Continuous Counter-Current Ionic Liquid Metathesis in Mixer-Settlers: Efficiency Analysis and Comparison with Batch Operation

Following the initial cation formation, the synthesis of ionic liquids (ILs) often involves an anion-exchange or metathesis reaction. For hydrophobic ILs, this is generally performed through several cross-current contacts of the IL with a fresh salt solution of the desired anion. However, if a large number of contacts is required to attain an adequate conversion, this procedure is not economical because of the large excess of the reagent that is consumed. In this study, the metathesis of an IL, Aliquat 336 or [A336][Cl], to ILs with other anions ([A336][X] with X = HSO4-, Br-, NO3-, I-, and SCN-) was studied in a continuous counter-current mixer-settler setup. McCabe-Thiele diagrams were constructed to estimate the required number of stages for quantitative conversion. Significantly higher IL conversions were achieved, combined with reduced reagent consumption and waste production. This improvement in efficiency was most pronounced for anions placed low in the Hofmeister series, for example, HSO4-, Br-, and NO3-, which are difficult to exchange.

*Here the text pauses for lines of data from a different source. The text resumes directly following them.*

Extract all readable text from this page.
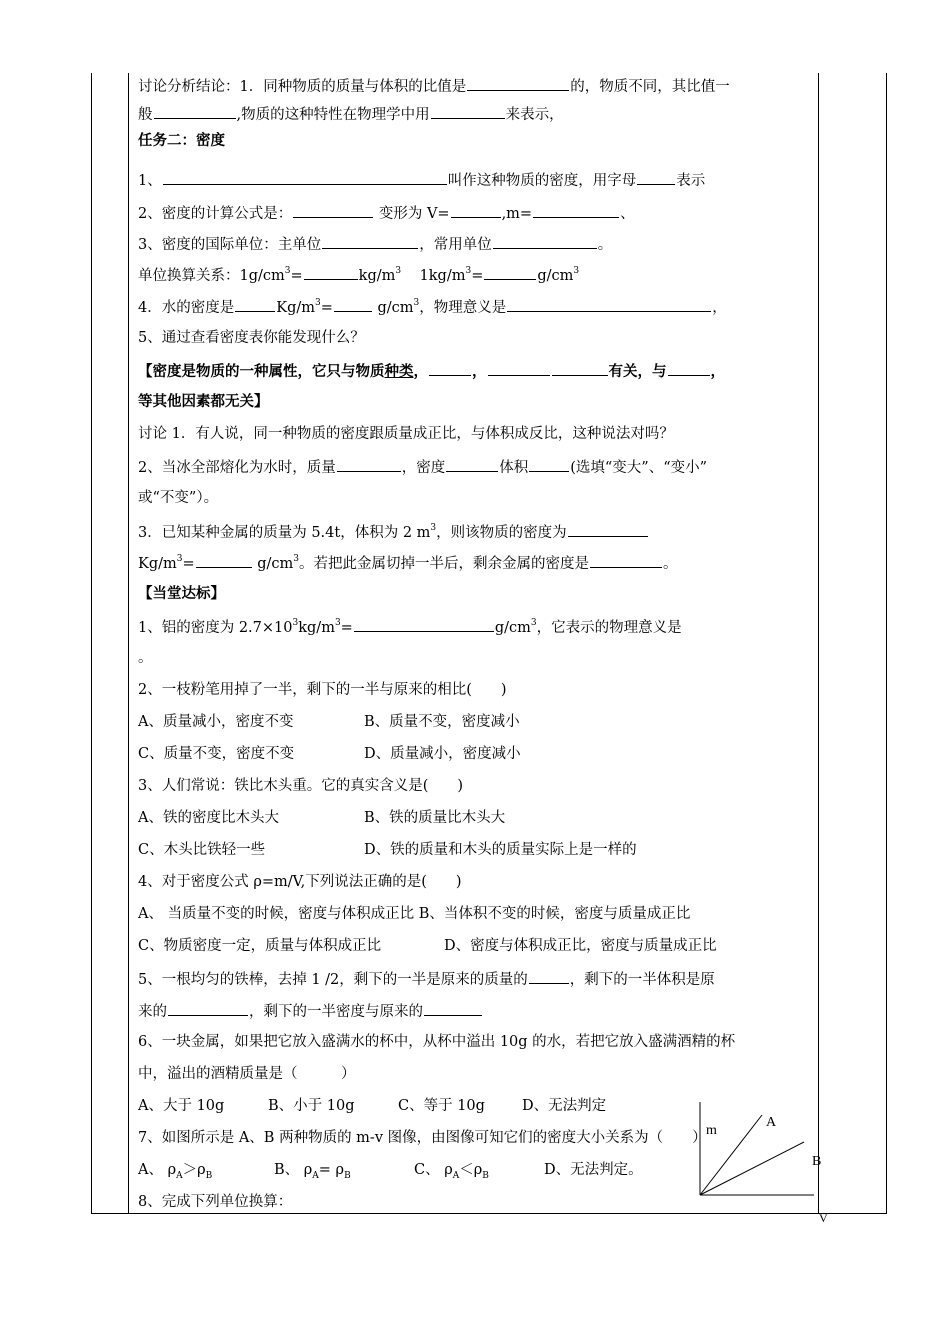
讨论分析结论：1．同种物质的质量与体积的比值是	的，物质不同，其比值一
般	,物质的这种特性在物理学中用	来表示，
任务二：密度
1、	叫作这种物质的密度，用字母	表示
2、密度的计算公式是：	变形为 V=	,m=	、
3、密度的国际单位：主单位	，常用单位	。
单位换算关系：$1g/cm^3=$	$kg/m^3$ $1kg/m^3=$	$g/cm^3$
4．水的密度是	$Kg/m^3=$	$g/cm^3$，物理意义是	，
5、通过查看密度表你能发现什么？
【密度是物质的一种属性，它只与物质种类，	，	有关，与	，
等其他因素都无关】
讨论 1．有人说，同一种物质的密度跟质量成正比，与体积成反比，这种说法对吗？
2、当冰全部熔化为水时，质量	，密度	体积	(选填“变大”、“变小”
或“不变”）。
3．已知某种金属的质量为 5.4t，体积为 2 $m^3$，则该物质的密度为
$Kg/m^3=$	$g/cm^3$。若把此金属切掉一半后，剩余金属的密度是	。
【当堂达标】
1、铝的密度为 $2.7\times 10^3kg/m^3=$	$g/cm^3$，它表示的物理意义是
。
2、一枝粉笔用掉了一半，剩下的一半与原来的相比(　　)
A、质量减小，密度不变	B、质量不变，密度减小
C、质量不变，密度不变	D、质量减小，密度减小
3、人们常说：铁比木头重。它的真实含义是(　　)
A、铁的密度比木头大	B、铁的质量比木头大
C、木头比铁轻一些	D、铁的质量和木头的质量实际上是一样的
4、对于密度公式 ρ=m/V,下列说法正确的是(　　)
A、 当质量不变的时候，密度与体积成正比 B、当体积不变的时候，密度与质量成正比
C、物质密度一定，质量与体积成正比	D、密度与体积成正比，密度与质量成正比
5、一根均匀的铁棒，去掉 1 /2，剩下的一半是原来的质量的	，剩下的一半体积是原
来的	，剩下的一半密度与原来的
6、一块金属，如果把它放入盛满水的杯中，从杯中溢出 10g 的水，若把它放入盛满酒精的杯
中，溢出的酒精质量是（　　　）
A、大于 10g	B、小于 10g	C、等于 10g	D、无法判定
7、如图所示是 A、B 两种物质的 m-v 图像，由图像可知它们的密度大小关系为（　　）
A、 $\rho_A>\rho_B$	B、 $\rho_A= \rho_B$	C、 $\rho_A<\rho_B$	D、无法判定。
8、完成下列单位换算：
m
A
B
V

The performance of the counter-current experiments was compared with the conventional multistep cross-current batch process by calculating the reaction mass efficiency (RME) and the environmental factor (E-factor). The RMEs of the cross-current experiments were notably smaller, that is, 38-78% of the values observed for the counter-current experiments. The E-factors of the countercurrent experiments were a factor of 2.0-6.8 smaller than those of the cross-current experiments. These sustainability metrics indicate a highly efficient reagent use and a considerable, simultaneous decrease in waste production for the counter-current IL metathesis reactions.

Automated summary

This study investigated the metathesis of an ionic liquid through a continuous counter-current mixer-settler setup, achieving higher conversion rates and reducing reagent consumption and waste production. The performance of counter-current experiments was compared with conventional multistep cross-current batch processes, showing higher reaction mass efficiency and lower environmental factor for counter-current reactions.